I am not aware that any one has demonstrated how it is that a stronger capacity is required for the conduct of great affairs than of small ones. The organs of the mind, like the pupil of the eye, may be contracted or dilated to view a broader or a narrower surface, and yet find sufficient variety to occupy its attention in each. The material universe is infinitely divisible, and so is the texture of human affairs. We take things in the gross or in the detail, according to the occasion. I think I could as soon get up the budget of Ways and Means for the current year, as be sure of making both ends meet, and paying my rent at quarter-day in a paltry huckster's shop. Great objects move on by their own weight and impulse: great power turns aside petty obstacles; and he, who wields it, is often but the puppet of circumstances, like the fly on the wheel that said, "What a dust we raise!" It is easier to ruin a kingdom and aggrandise one's own pride and prejudices than to set up a green-grocer's stall. An idiot or a madman may do this at any time, whose word is law, and whose nod is fate. Nay, he whose look is obedience, and who understands the silent wishes of the great, may easily


trample on the necks and tread out the liberties of a mighty nation, deriding their strength, and hating it the more from a consciousness of his own meanness. Power is not wisdom, it is true; but it equally ensures its own objects. It does not exact, but dispenses with talent.

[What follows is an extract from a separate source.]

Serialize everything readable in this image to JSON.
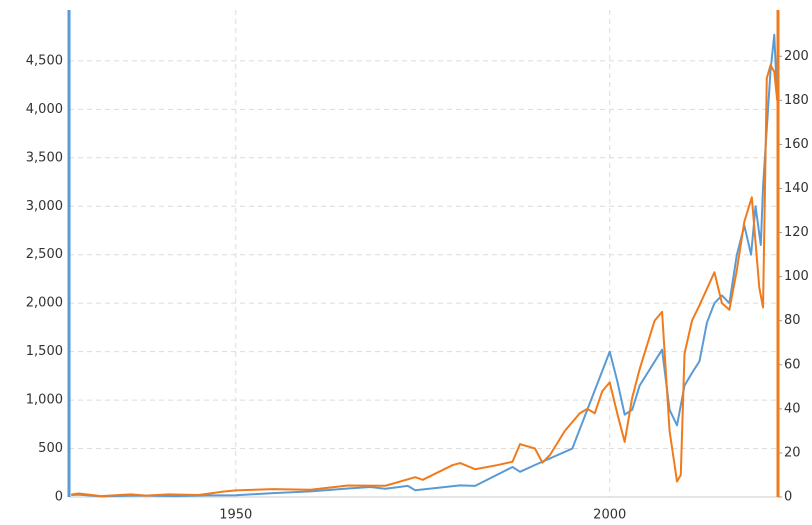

When a man creates this power, or new-moulds the state by sage counsels and bold enterprises, it is a different thing from overturning it with the levers that are put into his baby hands. In general, however, it may be argued that great transactions and complicated concerns ask more genius to conduct them than smaller ones, for this reason, viz. that the mind must be able either to embrace a greater variety of details in a more extensive range of objects, or must have a greater faculty of generalising, or a greater depth of insight into ruling principles, and so come at true results in that way. Buonaparte knew every thing, even to the names of our cadets in the East-India service; but he failed in this, that he did not calculate the resistance which barbarism makes to refinement. He thought that the Russians could not burn Moscow, because the Parisians could not burn Paris. The French think every thing must be French. The Cossacks, alas! do not conform to etiquette: the rudeness of the seasons knows

no rules of politeness!-Some artists think it a test of genius to paint a large picture, and I grant the truth of this position, if the large picture contains more than a small one. It is not the size of the canvas, but the quantity of truth and nature put into it, that settles the point. It is a mistake, common enough on this subject, to suppose that a miniature is more finished than an oil-picture. The miniature is inferior to the oil-picture only because it is less finished, because it cannot follow nature into so many individual and exact particulars. The proof of which is, that the copy of a good portrait will always make a highly finished miniature (see for example Mr. Bone's enamels), whereas the copy of a good miniature, if enlarged to the size of life, will make but a very sorry portrait. Several of our best artists, who are fond of painting large figures, invert this reasoning. They make the whole figure gigantic, not that they may have room for nature, but for the motion of their brush (as if they were painting the side of a house), regarding the extent of canvas they have to cover as an excuse for their slovenly and hasty manner of getting over it; and thus, in fact, leave their pictures nothing at last but over-grown miniatures, but huge caricatures. It is not necessary

in any case (either in a larger or a smaller compass) to go into the details, so as to lose sight of the effect, and decompound the face into porous and transparent molecules, in the manner of Denner, who painted what he saw through a magnifying glass. The painter's eye need not be a microscope, but I contend that it should be a looking-glass, bright, clear, lucid. The little in art begins with insignificant parts, with what does not tell in connection with other parts. The true artist will paint not material points, but moral quantities. In a word, wherever there is feeling or expression in a muscle or a vein, there is grandeur and refinement too.-I will conclude these remarks with an account of the manner in which the ancient sculptors combined great and little things in such matters. "That the name of Phidias," says Pliny, "is illustrious among all the nations that have heard of the fame of the Olympian Jupiter, no one doubts; but in order that those may know that he is deservedly praised who have not even seen his works, we shall offer a few arguments, and those of his genius only: nor to this purpose shall we insist on the beauty of the Olympian Jupiter, nor on the magnitude of the Minerva at Athens, though it is twenty-six cubits in height (about thirty-five feet), and is made of

ivory and gold: but we shall refer to the shield, on which the battle of the Amazons is carved on the outer side: on the inside of the same is the fight of the Gods and Giants; and on the sandals, that between the Centaurs and Lapithæ; so well did every part of that work display the powers of the art. Again, the sculptures on the pedestal he called the birth of Pandora: there are to be seen in number thirty Gods, the figure of Victory being particularly admirable: the learned also admire the figures of the serpent and the brazen sphinx, writhing under the spear. These things are mentioned, in passing, of an artist never enough to be commended, that it may be seen that he shewed the same magnificence even in small things."-Pliny's Natural History, Book 36.